Nike has officially entered its cyborg era. On Thursday, the company revealed Project Amplify, a sneaker so advanced that it’s really more of a robot leg than a shoe. It’s a motor-assisted exoskeleton that grips onto your ankle, supposedly making your calves feel like a pair of motorcycles has replaced them.
While it looks like a prototype for a new kind of coffee machine, Nike itself describes it as “the world’s first powered footwear system.” That sounds like a slap in the face of the classic Reebok Pumps with the little squeezy pump device on the tongue that did… something, I’m sure of it.
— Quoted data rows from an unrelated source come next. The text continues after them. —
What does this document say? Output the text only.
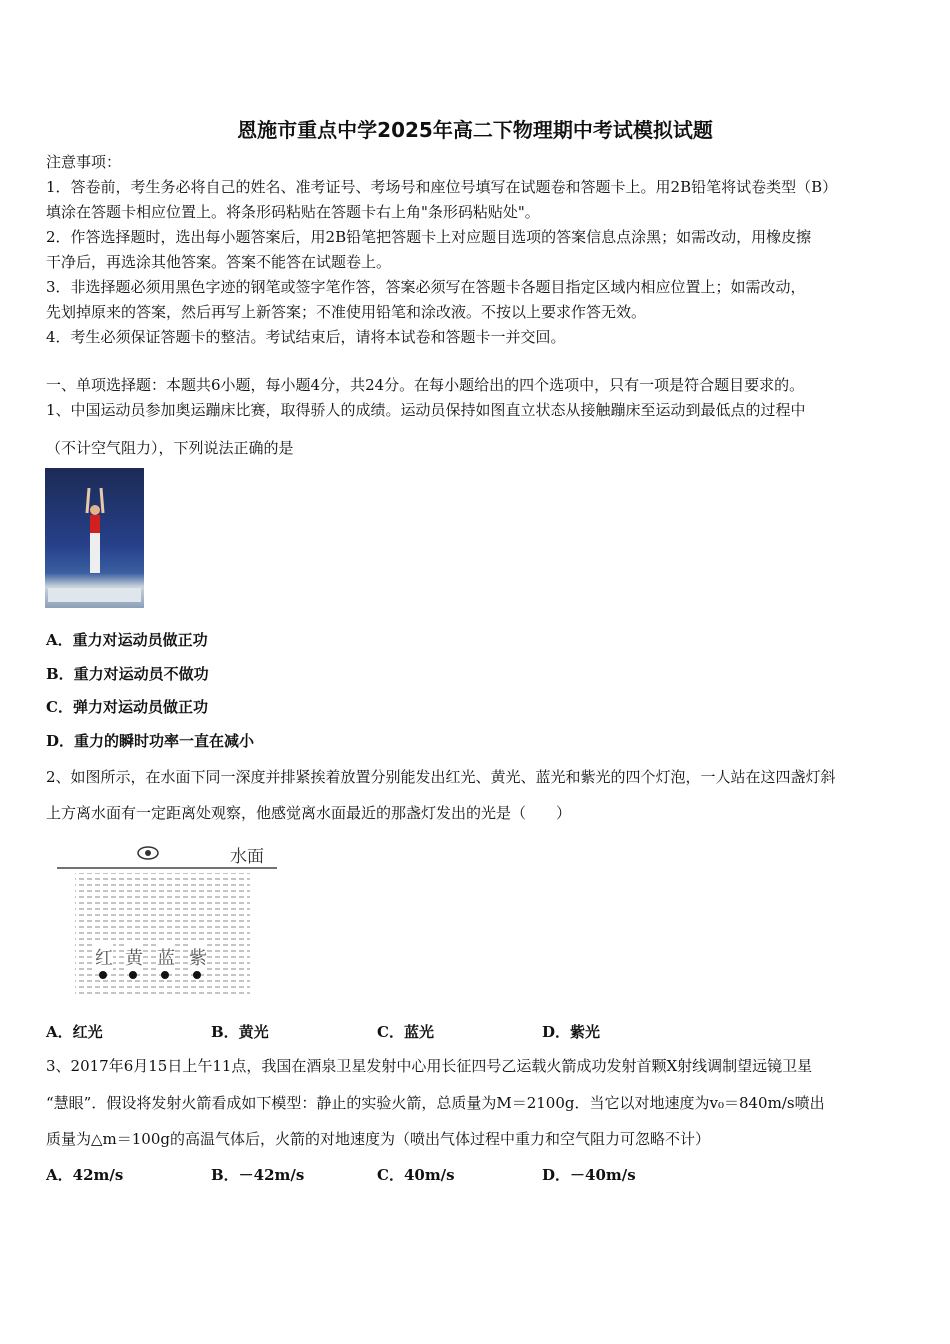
恩施市重点中学2025年高二下物理期中考试模拟试题
注意事项：
1．答卷前，考生务必将自己的姓名、准考证号、考场号和座位号填写在试题卷和答题卡上。用2B铅笔将试卷类型（B）
填涂在答题卡相应位置上。将条形码粘贴在答题卡右上角"条形码粘贴处"。
2．作答选择题时，选出每小题答案后，用2B铅笔把答题卡上对应题目选项的答案信息点涂黑；如需改动，用橡皮擦
干净后，再选涂其他答案。答案不能答在试题卷上。
3．非选择题必须用黑色字迹的钢笔或签字笔作答，答案必须写在答题卡各题目指定区域内相应位置上；如需改动，
先划掉原来的答案，然后再写上新答案；不准使用铅笔和涂改液。不按以上要求作答无效。
4．考生必须保证答题卡的整洁。考试结束后，请将本试卷和答题卡一并交回。
一、单项选择题：本题共6小题，每小题4分，共24分。在每小题给出的四个选项中，只有一项是符合题目要求的。
1、中国运动员参加奥运蹦床比赛，取得骄人的成绩。运动员保持如图直立状态从接触蹦床至运动到最低点的过程中
（不计空气阻力），下列说法正确的是
A．重力对运动员做正功
B．重力对运动员不做功
C．弹力对运动员做正功
D．重力的瞬时功率一直在减小
2、如图所示，在水面下同一深度并排紧挨着放置分别能发出红光、黄光、蓝光和紫光的四个灯泡，一人站在这四盏灯斜
上方离水面有一定距离处观察，他感觉离水面最近的那盏灯发出的光是（　　）
水面
红 黄 蓝 紫
A．红光	B．黄光	C．蓝光	D．紫光
3、2017年6月15日上午11点，我国在酒泉卫星发射中心用长征四号乙运载火箭成功发射首颗X射线调制望远镜卫星
“慧眼”．假设将发射火箭看成如下模型：静止的实验火箭，总质量为M＝2100g．当它以对地速度为v₀＝840m/s喷出
质量为△m＝100g的高温气体后，火箭的对地速度为（喷出气体过程中重力和空气阻力可忽略不计）
A．42m/s	B．－42m/s	C．40m/s	D．－40m/s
Created with robotics partner Dephy, Project Amplify is an e-bike for your legs. Surprisingly, considering how technologically advanced the thing appears, it isn’t designed for high-end professionals, but rather, for us, everyday folks who need a little extra oomph in our step to power us through common walking challenges… like getting winded after ascending a single flight of stairs.

Nike’s Powered Shoes Are Basically a Robot Exoskeleton for Your Legs
Nike says the shoes will give you “a second set of calf muscles” and promise to make running or walking faster, for longer, while making it less miserable. You will, in essence, offload some of the work to the machine, allowing you to do more than you ever thought possible.
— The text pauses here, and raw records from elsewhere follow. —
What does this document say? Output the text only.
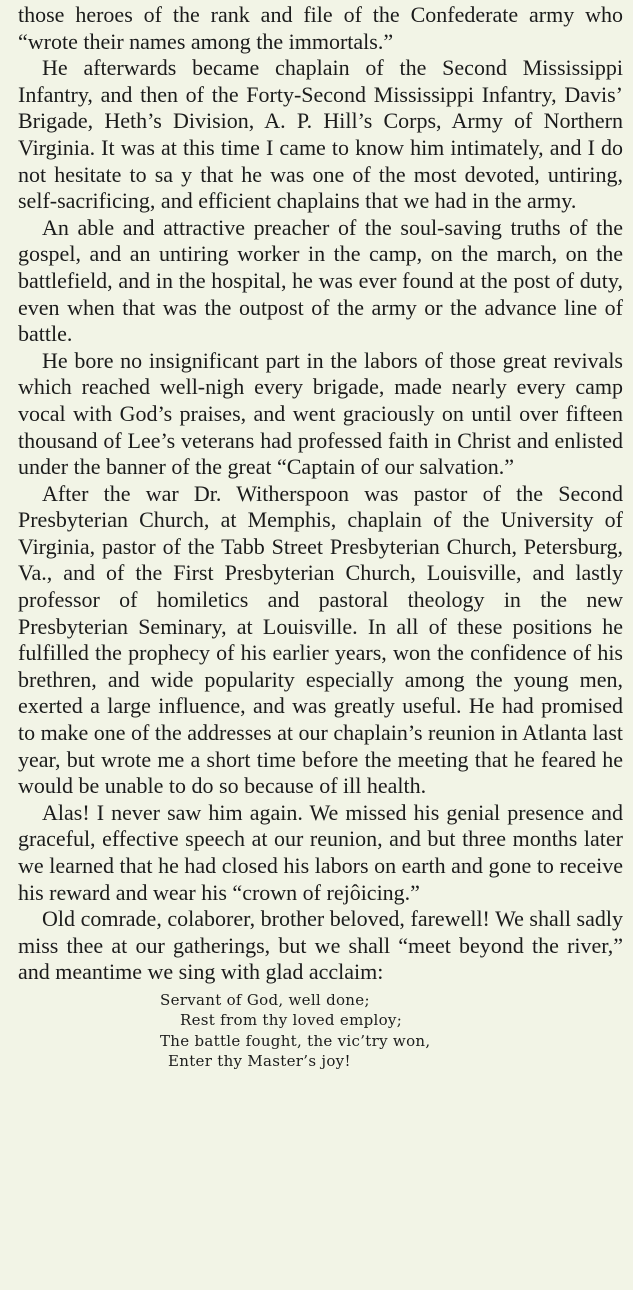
those heroes of the rank and file of the Confederate army who “wrote their names among the immortals.”

He afterwards became chaplain of the Second Mississippi Infantry, and then of the Forty-Second Mississippi Infantry, Davis’ Brigade, Heth’s Division, A. P. Hill’s Corps, Army of Northern Virginia. It was at this time I came to know him intimately, and I do not hesitate to sa y that he was one of the most devoted, untiring, self-sacrificing, and efficient chaplains that we had in the army.

An able and attractive preacher of the soul-saving truths of the gospel, and an untiring worker in the camp, on the march, on the battlefield, and in the hospital, he was ever found at the post of duty, even when that was the outpost of the army or the advance line of battle.

He bore no insignificant part in the labors of those great revivals which reached well-nigh every brigade, made nearly every camp vocal with God’s praises, and went graciously on until over fifteen thousand of Lee’s veterans had professed faith in Christ and enlisted under the banner of the great “Captain of our salvation.”

After the war Dr. Witherspoon was pastor of the Second Presbyterian Church, at Memphis, chaplain of the University of Virginia, pastor of the Tabb Street Presbyterian Church, Petersburg, Va., and of the First Presbyterian Church, Louisville, and lastly professor of homiletics and pastoral theology in the new Presbyterian Seminary, at Louisville. In all of these positions he fulfilled the prophecy of his earlier years, won the confidence of his brethren, and wide popularity especially among the young men, exerted a large influence, and was greatly useful. He had promised to make one of the addresses at our chaplain’s reunion in Atlanta last year, but wrote me a short time before the meeting that he feared he would be unable to do so because of ill health.

Alas! I never saw him again. We missed his genial presence and graceful, effective speech at our reunion, and but three months later we learned that he had closed his labors on earth and gone to receive his reward and wear his “crown of rejôicing.”

Old comrade, colaborer, brother beloved, farewell! We shall sadly miss thee at our gatherings, but we shall “meet beyond the river,” and meantime we sing with glad acclaim:

Servant of God, well done;
Rest from thy loved employ;
The battle fought, the vic’try won,
Enter thy Master’s joy!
Inside the sleek, carbon fiber-reinforced design hides a rechargeable battery, a drive belt, and a tiny motor working together to power your every step literally. GQ’s Calum Marsh actually got to give these things a literal test run at Nike’s LeBron James Innovation Center in Oregon, and said it felt like “taking the escalator instead of the stairs.”
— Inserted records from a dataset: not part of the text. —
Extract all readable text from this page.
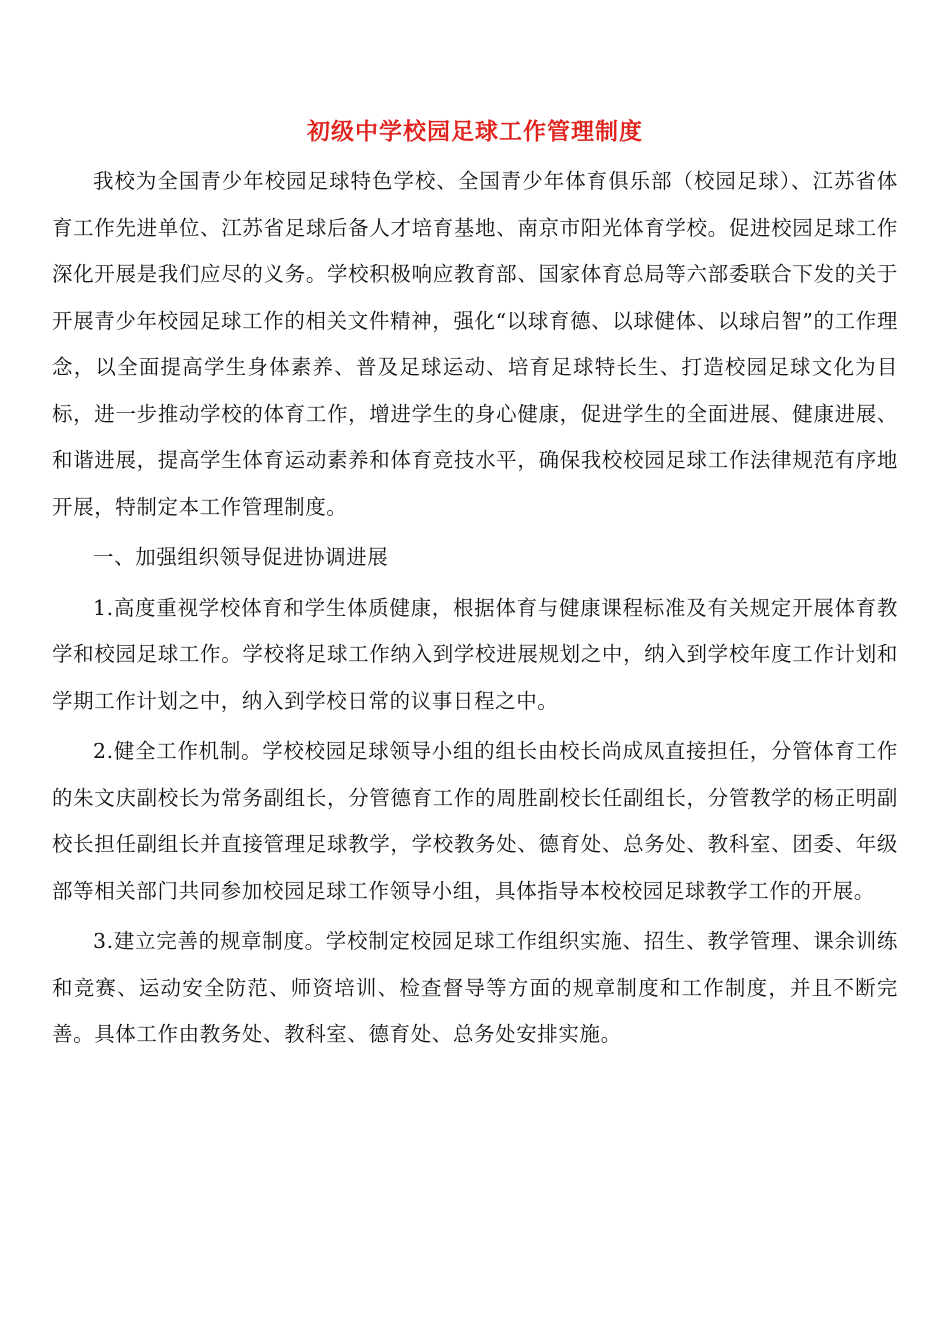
初级中学校园足球工作管理制度

我校为全国青少年校园足球特色学校、全国青少年体育俱乐部（校园足球）、江苏省体育工作先进单位、江苏省足球后备人才培育基地、南京市阳光体育学校。促进校园足球工作深化开展是我们应尽的义务。学校积极响应教育部、国家体育总局等六部委联合下发的关于开展青少年校园足球工作的相关文件精神，强化“以球育德、以球健体、以球启智”的工作理念，以全面提高学生身体素养、普及足球运动、培育足球特长生、打造校园足球文化为目标，进一步推动学校的体育工作，增进学生的身心健康，促进学生的全面进展、健康进展、和谐进展，提高学生体育运动素养和体育竞技水平，确保我校校园足球工作法律规范有序地开展，特制定本工作管理制度。

一、加强组织领导促进协调进展

1.高度重视学校体育和学生体质健康，根据体育与健康课程标准及有关规定开展体育教学和校园足球工作。学校将足球工作纳入到学校进展规划之中，纳入到学校年度工作计划和学期工作计划之中，纳入到学校日常的议事日程之中。

2.健全工作机制。学校校园足球领导小组的组长由校长尚成凤直接担任，分管体育工作的朱文庆副校长为常务副组长，分管德育工作的周胜副校长任副组长，分管教学的杨正明副校长担任副组长并直接管理足球教学，学校教务处、德育处、总务处、教科室、团委、年级部等相关部门共同参加校园足球工作领导小组，具体指导本校校园足球教学工作的开展。

3.建立完善的规章制度。学校制定校园足球工作组织实施、招生、教学管理、课余训练和竞赛、运动安全防范、师资培训、检查督导等方面的规章制度和工作制度，并且不断完善。具体工作由教务处、教科室、德育处、总务处安排实施。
Marsh claimed it made his 5K personal record feel like a lazy jog, which, depending on your level of fitness guilt, sounds either amazing or like cheating on yourself.
There’s no way to know whether this thing will actually make it to market, so it can be purchased by the ordinary person they claim it is designed for, since Nike does have a history of designing wild, one-of-a-kind stuff that they then exclusively sell to wealthy Hypebeasts and shoe collectors. Still, this one seems to have a more practical application for people with mobility issues.